А мне оставалось уповать на другую мудрость Соломона: «…да не увлечёт она тебя ресницами своими».
Глава 15
Я становлюсь чужим среди своих. Художник-оформитель Талик Алеханов. Квартира вместо общежития. Хозяйка дома Тарья. Чувашская семья. Застолье с национальным колоритом. Чувашские наряды и культура. Хмельные праздники. Нелёгкая судьба коренных народов Сибири. Ермак и его сподвижники.
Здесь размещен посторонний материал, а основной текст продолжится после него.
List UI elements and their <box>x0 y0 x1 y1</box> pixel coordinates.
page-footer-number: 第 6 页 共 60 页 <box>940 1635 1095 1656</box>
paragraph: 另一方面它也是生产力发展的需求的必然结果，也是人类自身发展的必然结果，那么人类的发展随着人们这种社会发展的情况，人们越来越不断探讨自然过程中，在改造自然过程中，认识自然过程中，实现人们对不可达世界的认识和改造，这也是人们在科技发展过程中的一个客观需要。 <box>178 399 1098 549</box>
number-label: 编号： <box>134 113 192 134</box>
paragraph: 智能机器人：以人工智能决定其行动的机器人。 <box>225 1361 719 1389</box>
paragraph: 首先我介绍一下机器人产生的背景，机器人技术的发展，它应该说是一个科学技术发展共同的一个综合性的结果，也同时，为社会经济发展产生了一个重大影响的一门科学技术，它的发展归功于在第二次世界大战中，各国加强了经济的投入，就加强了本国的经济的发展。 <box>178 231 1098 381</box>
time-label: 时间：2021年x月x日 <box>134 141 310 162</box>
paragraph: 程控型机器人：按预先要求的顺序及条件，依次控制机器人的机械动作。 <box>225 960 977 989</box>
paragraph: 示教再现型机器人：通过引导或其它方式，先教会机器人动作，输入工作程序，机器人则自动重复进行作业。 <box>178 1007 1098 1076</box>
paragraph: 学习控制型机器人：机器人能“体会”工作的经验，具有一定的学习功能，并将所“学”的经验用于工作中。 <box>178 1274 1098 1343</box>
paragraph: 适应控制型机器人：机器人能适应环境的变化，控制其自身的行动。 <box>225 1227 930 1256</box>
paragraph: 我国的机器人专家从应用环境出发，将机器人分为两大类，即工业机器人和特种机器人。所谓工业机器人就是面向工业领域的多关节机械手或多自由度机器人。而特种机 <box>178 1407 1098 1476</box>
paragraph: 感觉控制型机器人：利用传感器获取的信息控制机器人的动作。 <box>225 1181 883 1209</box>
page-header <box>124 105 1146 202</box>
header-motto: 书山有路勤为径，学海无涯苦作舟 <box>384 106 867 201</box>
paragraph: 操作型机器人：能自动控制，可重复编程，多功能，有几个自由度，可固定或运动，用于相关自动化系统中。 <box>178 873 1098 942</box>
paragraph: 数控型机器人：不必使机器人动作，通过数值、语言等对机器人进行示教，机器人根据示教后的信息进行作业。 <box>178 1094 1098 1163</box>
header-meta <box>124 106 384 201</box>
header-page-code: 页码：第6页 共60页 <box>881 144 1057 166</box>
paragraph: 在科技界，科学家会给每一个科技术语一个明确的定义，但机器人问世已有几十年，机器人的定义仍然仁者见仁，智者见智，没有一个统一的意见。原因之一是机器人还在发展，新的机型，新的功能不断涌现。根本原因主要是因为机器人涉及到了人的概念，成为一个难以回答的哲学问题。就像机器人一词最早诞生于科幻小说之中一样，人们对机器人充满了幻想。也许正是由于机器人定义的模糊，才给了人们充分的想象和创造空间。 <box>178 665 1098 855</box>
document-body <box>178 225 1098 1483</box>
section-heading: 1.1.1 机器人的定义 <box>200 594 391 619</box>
В общежитии, после того как я ушёл в школу, мне стало сложно поддерживать прежние отношения не только с моими новыми соседями, но и со Степаном, и с Антоном. Сергей и Витёк теперь относились ко мне как к человеку другой касты: я в их глазах поднялся вдруг до начальника, и они только что не обращались ко мне на Вы, по имени звать перестали и стали называть по отчеству — Юрьич. А для Степана и Антона я хотя и оставался по-прежнему Володькой, в третьем лице иногда говорили: «Спроси у Владимира Юрьича» или «Владимир Юрьич сказал, что хлеб сам купит». В разговоре со мной они старались вести себя как можно интеллигентнее и даже выбирали слова поучёнее и позаковыристее. «Владимир, — говорил, например, Степан, — у нас здесь состоялась дискуссия на тему выхода в открытый космос космонавта Леонова». Или: «Мы тут заключили пари, кто первым будет на Луне — мы или американцы».
Раньше бы Степан сказал просто: «Мы обсуждали» и «Мы поспорили».
Я всё больше ощущал неловкость своего положения, и когда комендантша стала намекать, что общежитие у них вообще-то только для своих рабочих и что мест здесь и так не хватает, я решил уйти на квартиру. Об этом я, как можно мягче, чтобы ненароком не обидеть, сказал Степану, Антону и Толику, объяснив, почему вынужден переехать.
Толик сразу увязался за мной. За время работы на трубоукладке мы проводили времени с ним больше, чем со Степаном и Антоном, с которыми виделись только утром, вечером, да по воскресным дням. Толик привязался ко мне, оказывал почтение, всячески старался услужить и, кажется, ревновал меня к Степану и Антону, полагая, что прав на меня у него больше, чем у них.
Профессия художника-оформителя, как он видел это, давала ему право ощущать себя не рабочим, и он, отделяя меня от когорты рабочего сословия, отделял и себя. Это для него казалось важным.
Он не был художником в полном смысле этого слова, он был оформителем, какие сидят в каждой организации наряду с бухгалтером и кассиром и тому подобной категорией мелких служащих. Они пишут лозунги, плакаты, оформляют витрины магазинов, доски почёта, стенды. В школе их можно встретить среди учителей рисования, а клубные художники-оформители даже относятся к категории руководителей, хотя суть остаётся та же.